British advocacy for New Zealand continued under Margaret Thatcher. In 1979/1980, as Thatcher sought to improve the Community budget mechanism in Britain’s favour, her Cabinet seriously considered proposals to break European Community law by continuing to import New Zealand butter. Although this step was ultimately not taken, it showed the continued political influence that New Zealand retained in British politics. This was evident again in 1981, as sheepmeat was introduced into the European Community’s Common Agricultural Policy on reasonably good terms for New Zealand, secured again by British negotiators.

New Zealand’s Fourth Labour Government under David Lange is often remembered as pursuing an independent foreign policy, yet it too placed much store in retaining an ongoing trade relationship with Britain and the European Community. In the aftermath of the 1985 Rainbow Warrior bombing, Lange’s Government was willing to make the publicly unpopular move of returning the perpetrators to French custody, in return for assurances that the French Government would not block New Zealand’s latest dairy trade proposals in the European Community. This was over a decade after British entry, yet the importance of continued trade access remained.

The Uruguay Round of trade negotiations, establishment of the World Trade Organisation and enlargement and creation of the European Union in the early 1990s formalised and extended many of the agricultural trade gains made by New Zealand. The subsequent relationships with Britain and the European Union can be characterised as being taken for granted on both sides, while the more recent tribulations of the WTO and Brexit have underscored the need for New Zealand to achieve bilateral trade wins, as well as seeking to maintain the multilateral architecture. While Britain has slowly declined as a trade destination for New Zealand exports in percentage terms, in volume and value terms the level has largely plateaued while trade elsewhere has grown. British export receipts remained a relatively stable base for New Zealand’s economic diversification.

All this suggests that the ‘shock and abandonment’ narrative needs some reinterpretation. Britain never abandoned New Zealand, suddenly or otherwise, and vice versa. Likewise, the European Community and European Union, despite all its protectionist impulses, particularly in agriculture, still made room for New Zealand within its Common Market, a position that solidified over time, as the Common Agricultural Policy was slowly reformed largely thanks to multilateral pressure. It also suggests that the emergence of New Zealand’s ‘independent’ foreign and economic policies, often ascribed to 1973 or 1985, may well have been overplayed.
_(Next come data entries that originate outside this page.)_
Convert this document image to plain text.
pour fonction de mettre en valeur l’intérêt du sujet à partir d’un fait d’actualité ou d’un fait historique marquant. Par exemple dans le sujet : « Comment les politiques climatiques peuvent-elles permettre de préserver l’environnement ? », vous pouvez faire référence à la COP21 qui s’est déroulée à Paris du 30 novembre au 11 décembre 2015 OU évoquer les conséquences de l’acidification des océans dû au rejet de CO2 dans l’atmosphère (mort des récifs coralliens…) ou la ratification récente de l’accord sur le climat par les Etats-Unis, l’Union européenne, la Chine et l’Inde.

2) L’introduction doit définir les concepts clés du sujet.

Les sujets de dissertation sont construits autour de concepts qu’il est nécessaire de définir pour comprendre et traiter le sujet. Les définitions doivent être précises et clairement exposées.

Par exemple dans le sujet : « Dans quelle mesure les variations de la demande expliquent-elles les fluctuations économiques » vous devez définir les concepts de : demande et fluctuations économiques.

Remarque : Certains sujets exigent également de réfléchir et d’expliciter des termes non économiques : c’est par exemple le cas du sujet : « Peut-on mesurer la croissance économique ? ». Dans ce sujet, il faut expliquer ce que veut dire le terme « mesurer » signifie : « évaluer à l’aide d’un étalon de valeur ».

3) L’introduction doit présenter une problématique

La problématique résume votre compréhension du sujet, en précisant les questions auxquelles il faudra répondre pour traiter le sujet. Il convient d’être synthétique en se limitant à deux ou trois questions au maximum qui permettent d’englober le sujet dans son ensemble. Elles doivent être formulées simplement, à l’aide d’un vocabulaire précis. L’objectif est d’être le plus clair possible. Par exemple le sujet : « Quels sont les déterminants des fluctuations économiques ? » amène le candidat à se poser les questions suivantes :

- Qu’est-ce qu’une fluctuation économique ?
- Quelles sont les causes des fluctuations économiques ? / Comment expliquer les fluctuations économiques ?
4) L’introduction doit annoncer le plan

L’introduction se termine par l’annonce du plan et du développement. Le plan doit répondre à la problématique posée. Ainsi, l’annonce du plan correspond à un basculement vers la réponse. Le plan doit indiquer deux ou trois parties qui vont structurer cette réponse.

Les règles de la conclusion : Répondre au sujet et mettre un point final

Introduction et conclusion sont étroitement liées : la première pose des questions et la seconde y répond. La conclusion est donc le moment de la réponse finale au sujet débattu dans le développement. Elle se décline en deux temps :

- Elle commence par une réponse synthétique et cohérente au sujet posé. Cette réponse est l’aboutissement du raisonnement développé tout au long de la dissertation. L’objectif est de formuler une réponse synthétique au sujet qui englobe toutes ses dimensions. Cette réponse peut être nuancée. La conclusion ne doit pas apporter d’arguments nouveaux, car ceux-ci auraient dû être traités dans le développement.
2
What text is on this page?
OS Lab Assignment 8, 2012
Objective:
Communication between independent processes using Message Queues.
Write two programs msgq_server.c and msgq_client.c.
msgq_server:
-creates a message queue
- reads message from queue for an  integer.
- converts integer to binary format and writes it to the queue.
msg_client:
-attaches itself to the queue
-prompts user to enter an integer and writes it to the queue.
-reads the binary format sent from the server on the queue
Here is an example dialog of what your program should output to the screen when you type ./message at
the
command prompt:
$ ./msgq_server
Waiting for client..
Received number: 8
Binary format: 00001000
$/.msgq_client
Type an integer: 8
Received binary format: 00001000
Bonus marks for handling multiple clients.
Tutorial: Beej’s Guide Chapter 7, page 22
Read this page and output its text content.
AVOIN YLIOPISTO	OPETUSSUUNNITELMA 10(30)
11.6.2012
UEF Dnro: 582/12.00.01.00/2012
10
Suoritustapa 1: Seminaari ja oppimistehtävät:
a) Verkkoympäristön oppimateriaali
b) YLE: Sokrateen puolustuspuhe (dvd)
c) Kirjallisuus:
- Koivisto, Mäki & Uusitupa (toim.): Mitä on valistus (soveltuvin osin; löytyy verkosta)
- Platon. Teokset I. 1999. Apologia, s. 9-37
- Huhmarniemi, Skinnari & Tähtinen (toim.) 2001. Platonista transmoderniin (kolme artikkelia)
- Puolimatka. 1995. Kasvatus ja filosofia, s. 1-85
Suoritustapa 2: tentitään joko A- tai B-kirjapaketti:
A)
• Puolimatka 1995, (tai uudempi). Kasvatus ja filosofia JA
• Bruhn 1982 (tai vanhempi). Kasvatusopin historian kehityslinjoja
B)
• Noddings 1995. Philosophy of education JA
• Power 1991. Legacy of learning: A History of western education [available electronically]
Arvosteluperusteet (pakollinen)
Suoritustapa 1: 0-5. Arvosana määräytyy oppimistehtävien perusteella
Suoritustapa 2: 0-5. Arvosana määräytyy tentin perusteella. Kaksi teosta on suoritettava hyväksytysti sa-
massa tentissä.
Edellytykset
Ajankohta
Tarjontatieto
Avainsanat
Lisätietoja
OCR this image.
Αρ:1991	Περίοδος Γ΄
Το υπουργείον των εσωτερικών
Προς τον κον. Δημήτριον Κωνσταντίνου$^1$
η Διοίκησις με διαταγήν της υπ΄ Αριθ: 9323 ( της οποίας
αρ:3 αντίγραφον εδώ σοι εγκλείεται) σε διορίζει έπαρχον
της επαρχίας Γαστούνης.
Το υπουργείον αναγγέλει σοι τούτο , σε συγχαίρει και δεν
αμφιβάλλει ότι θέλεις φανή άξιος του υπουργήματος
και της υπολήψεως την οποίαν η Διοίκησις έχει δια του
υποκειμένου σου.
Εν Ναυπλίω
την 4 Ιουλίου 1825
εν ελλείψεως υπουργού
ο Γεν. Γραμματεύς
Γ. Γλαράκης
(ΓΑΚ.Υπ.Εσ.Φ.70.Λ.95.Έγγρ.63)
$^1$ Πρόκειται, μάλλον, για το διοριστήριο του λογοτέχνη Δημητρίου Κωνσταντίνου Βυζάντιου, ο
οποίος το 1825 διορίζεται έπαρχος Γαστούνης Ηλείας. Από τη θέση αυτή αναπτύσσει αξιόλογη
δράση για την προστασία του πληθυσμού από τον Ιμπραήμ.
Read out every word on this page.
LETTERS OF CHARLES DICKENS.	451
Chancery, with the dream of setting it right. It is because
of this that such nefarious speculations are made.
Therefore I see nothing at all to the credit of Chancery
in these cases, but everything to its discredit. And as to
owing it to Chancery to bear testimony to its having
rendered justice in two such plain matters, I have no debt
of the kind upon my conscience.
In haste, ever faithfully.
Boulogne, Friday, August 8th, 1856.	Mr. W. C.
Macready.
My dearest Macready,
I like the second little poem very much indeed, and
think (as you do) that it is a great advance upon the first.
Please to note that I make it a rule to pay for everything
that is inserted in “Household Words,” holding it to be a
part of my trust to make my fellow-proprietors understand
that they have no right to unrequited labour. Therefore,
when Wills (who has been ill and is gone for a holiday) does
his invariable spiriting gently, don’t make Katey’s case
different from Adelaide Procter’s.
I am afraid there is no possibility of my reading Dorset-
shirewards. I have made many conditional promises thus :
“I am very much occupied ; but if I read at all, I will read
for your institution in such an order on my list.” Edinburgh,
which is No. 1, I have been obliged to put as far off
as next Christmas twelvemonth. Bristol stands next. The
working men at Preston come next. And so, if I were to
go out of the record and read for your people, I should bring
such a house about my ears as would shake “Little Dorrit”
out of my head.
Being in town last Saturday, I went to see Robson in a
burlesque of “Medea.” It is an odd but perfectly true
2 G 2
New Zealand’s independence from British influence was never fully complete, nor was it inevitable as soon as Britain secured entry to the Community. Both sides of the relationship strived to retain its relevance. This even applied to supposedly autonomous political actors like Kirk and Lange. New Zealand’s relationships with Britain and the European Union have altered over time, but there have also been important continuities. The recent free trade agreements, and the broader dialogue between New Zealand, the UK and European Union on strategic competition in the South Pacific, build on this heritage.

Hamish McDougall is Executive Director of the New Zealand Institute of International Affairs Whare Tawāhi-a-mahi i Aotearoa; however, these are personal views, not those of the Institute. They are derived from his PhD research at the London School of Economics and Political Science, completed in 2021.